En 1939, Missak est emprisonné puis enrôlé dans l’armée française de force en raison de son statut d’apatride, malgré deux demandes de naturalisation jamais accordées. En 1940, il est affecté dans diverses usines en France. En 1943, il prend une place importante au sein des Francs-tireurs et partisans - main-d'œuvre immigrée (FTP-MOI) de Paris et mène plusieurs actes de résistance.
Mais le 16 novembre 1943, Missak est arrêté en gare d'Évry Petit-Bourg. Mélinée quant à elle, est cachée par la famille Aznavourian, dont fait partie son amie Knar Aznavourian, la mère du chanteur Charles Aznavour.
C'est dans le contexte de la condamnation à mort des 23 membres du FTP-MOI que l'Affiche Rouge est placardée en France. On retrouve sur cette affiche 10 des membres, dont Missak à la pointe du V.
Le 21 février 1944, Missak est exécuté avec 21 autres résistants au Mont-Valérien. Quant à Mélinée, elle poursuit après la guerre une vie engagée pour les Arméniens et décède le 6 décembre 1989.
Deux ouvrages au style différent pour raconter la vie de ce couple arménien
Le premier ouvrage s’intitule MANOUCHIAN. Missak et Mélinée Manouchian, deux orphelins du génocide des Arméniens engagés dans la Résistance française. Aux éditions Textuel, il est écrit par un collectif d’historiens.
L’intérêt de cet ouvrage réside dans sa volonté de placer le récit sur la vie de Missak et Mélinée dans la longue durée, c’est-à-dire de les lier à l’Histoire. À l'appui de nouvelles recherches dans les archives publiques et privées, dont celles de la famille Manouchian grâce à Katia Guirogassian (voir le second livre), l'ouvrage rectifie certaines imprécisions et erreurs sur la vie du couple, précise la chronologie des événements et met à jour des documents inédits tels que des manuscrits autographes de Missak, de la correspondance, des lettres de condamnés, des papiers officiels et des photographies personnelles.

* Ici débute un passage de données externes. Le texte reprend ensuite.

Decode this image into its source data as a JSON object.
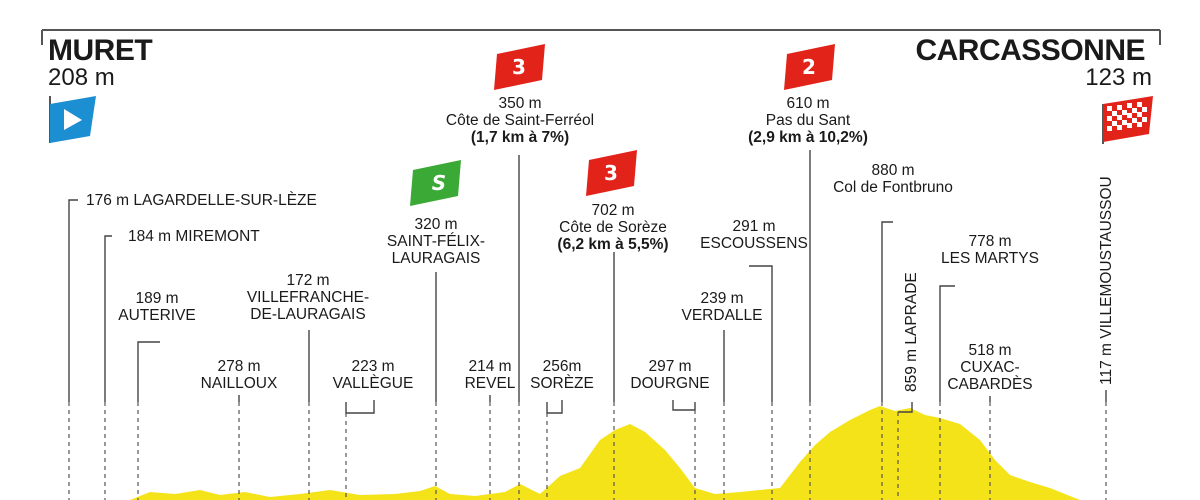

Avec un caractère scientifique accompagné de sources enrichissantes, on plonge dans l'histoire de Missak et Mélinée Manouchian et plus largement dans celle du génocide arménien et de la Seconde Guerre mondiale.
Le second ouvrage s’intitule Manouchian. Témoignage suivi de poèmes, lettres et documents inédits. Cet ouvrage paru aux éditions Parenthèses se distingue du premier, car, sous l’initiative de Katia Guirogassian petite nièce de Missak et Mélinée, il nous plonge dans la mémoire personnelle du couple. À l’intérieur de ce livre, on retrouve la réédition d’un témoignage écrit par sa grand-tante en 1974 dans lequel elle témoigne de la vie de Missak d'une façon très personnelle, évoquant son caractère et sa manière de se comporter au fil des événements de sa vie. Ce témoignage s'accompagne de documents inédits provenant des archives familiales, comme des poèmes de Missak, de la correspondance et des photographies.
Ces deux ouvrages abordent la vie de Missak et Mélinée Manouchian de façon différente, que ce soit de manière scientifique ou mémorielle, mais se rejoignent pour comprendre la vie de ces deux figures historiques qui vont entrer aux côtés d’autres grands noms de l’Histoire de France au Panthéon le 24 février 2024.